This is me. Hence, it's a paradox.
I always thought, there was something wrong with me. How could I believe differently? When nothing I’ve ever done was right, everything I’ve done is wrong. That lesson was pounded over and over again into my brain. I’ve dealt with it as best I could, when I was a child. I still deal with it as best I can, as an adult. It doesn’t ever go away.
I’ve loved him since the moment he spoke to me. What I would give to touch him. To feel him touch me would be a heavenly bliss. Would he disappoint me? Quite possibly he could. I’ve built him into a paragon, a paladin of sorts. He who will fight for me, he who will defend me, he who will protect me, he who I wish would love me.
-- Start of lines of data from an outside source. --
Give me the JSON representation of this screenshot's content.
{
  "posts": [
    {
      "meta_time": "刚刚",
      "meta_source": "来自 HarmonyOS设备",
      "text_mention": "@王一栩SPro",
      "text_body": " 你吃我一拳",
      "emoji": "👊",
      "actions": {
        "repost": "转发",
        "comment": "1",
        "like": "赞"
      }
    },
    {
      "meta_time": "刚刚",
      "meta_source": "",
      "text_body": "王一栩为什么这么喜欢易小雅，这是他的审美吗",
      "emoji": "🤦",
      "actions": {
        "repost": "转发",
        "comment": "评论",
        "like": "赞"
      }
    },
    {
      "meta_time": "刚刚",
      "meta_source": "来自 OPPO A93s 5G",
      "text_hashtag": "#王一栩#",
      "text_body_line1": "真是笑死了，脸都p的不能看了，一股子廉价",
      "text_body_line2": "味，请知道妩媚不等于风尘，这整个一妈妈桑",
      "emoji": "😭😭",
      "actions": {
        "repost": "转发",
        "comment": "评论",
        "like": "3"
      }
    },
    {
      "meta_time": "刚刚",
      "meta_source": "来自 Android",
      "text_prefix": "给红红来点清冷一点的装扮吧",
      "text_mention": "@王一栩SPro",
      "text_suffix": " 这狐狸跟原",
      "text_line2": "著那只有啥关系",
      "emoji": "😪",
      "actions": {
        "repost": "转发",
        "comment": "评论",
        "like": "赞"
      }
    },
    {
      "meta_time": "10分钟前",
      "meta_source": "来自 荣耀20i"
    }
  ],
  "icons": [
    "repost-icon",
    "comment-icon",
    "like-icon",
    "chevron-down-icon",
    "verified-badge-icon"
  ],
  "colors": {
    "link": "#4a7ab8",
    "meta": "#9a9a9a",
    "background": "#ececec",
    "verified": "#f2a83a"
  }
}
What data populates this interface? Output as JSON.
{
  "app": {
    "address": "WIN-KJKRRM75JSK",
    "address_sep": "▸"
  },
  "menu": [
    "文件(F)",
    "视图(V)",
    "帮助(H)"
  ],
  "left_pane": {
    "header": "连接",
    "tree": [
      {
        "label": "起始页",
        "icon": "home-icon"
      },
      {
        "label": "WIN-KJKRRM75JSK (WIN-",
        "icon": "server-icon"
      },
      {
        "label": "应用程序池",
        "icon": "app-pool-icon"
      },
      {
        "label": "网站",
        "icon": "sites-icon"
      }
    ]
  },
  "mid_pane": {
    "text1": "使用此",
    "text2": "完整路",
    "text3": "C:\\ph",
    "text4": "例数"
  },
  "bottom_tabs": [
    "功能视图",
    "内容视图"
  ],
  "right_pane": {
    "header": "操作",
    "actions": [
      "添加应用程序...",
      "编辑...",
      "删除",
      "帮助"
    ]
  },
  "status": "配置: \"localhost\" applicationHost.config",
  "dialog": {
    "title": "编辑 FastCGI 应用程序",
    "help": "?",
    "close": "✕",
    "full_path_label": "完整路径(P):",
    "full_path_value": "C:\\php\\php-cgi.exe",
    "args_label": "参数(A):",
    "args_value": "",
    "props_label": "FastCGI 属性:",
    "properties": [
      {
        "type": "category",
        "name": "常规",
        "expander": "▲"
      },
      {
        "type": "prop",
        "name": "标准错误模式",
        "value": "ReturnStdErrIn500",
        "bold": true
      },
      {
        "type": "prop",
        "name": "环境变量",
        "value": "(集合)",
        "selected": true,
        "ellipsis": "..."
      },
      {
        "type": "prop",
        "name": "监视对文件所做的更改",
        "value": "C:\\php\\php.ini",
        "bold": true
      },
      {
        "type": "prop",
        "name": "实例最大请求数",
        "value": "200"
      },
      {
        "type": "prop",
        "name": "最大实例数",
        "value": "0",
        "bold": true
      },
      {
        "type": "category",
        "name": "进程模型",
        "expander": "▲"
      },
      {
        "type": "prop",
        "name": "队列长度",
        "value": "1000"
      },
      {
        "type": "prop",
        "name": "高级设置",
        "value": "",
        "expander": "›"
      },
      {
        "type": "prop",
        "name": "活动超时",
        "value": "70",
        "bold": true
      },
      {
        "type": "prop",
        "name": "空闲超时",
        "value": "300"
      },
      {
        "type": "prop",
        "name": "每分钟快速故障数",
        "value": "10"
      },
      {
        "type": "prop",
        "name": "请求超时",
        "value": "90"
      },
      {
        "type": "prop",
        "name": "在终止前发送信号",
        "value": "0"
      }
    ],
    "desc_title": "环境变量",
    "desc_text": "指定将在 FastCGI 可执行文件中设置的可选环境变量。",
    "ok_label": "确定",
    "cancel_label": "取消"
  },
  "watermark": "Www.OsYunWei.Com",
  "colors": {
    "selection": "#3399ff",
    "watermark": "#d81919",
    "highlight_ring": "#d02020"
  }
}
His name is on my lips as I make love to a faceless person. His face in my minds eye as the act continues. His touch, I know not. I tell myself, he is too good for me. He isn’t interested in me. He cannot be! Why not, I want to scream to the heavens above. Why can I not have peace and love and happiness? Why should, I when it’s all foreign to me?
And yet, a feeling pulls at the core of my being. He draws me to him. He encompasses my world, I smell him before I see him, I feel him before he touches me. He does touch me. He touches my face, my arm, my back. When he folds me in his arms, he sighs, deeply. I wonder if it’s that he feels sorry for me? I wonder if he feels as strongly for me, as I do for him. When he’s around me, my senses are heightened. I feel everything more strongly; my sense of scent is highly attuned. I swear, I could hear him laugh a mile away.
How will I ever find out if he feels the same for me? And if I did find out and the answer was nay, would that make our friendship sour? That price is too high. At least, it is, for me. My blood freezes cold at that thought. You know, sometimes I think too very much.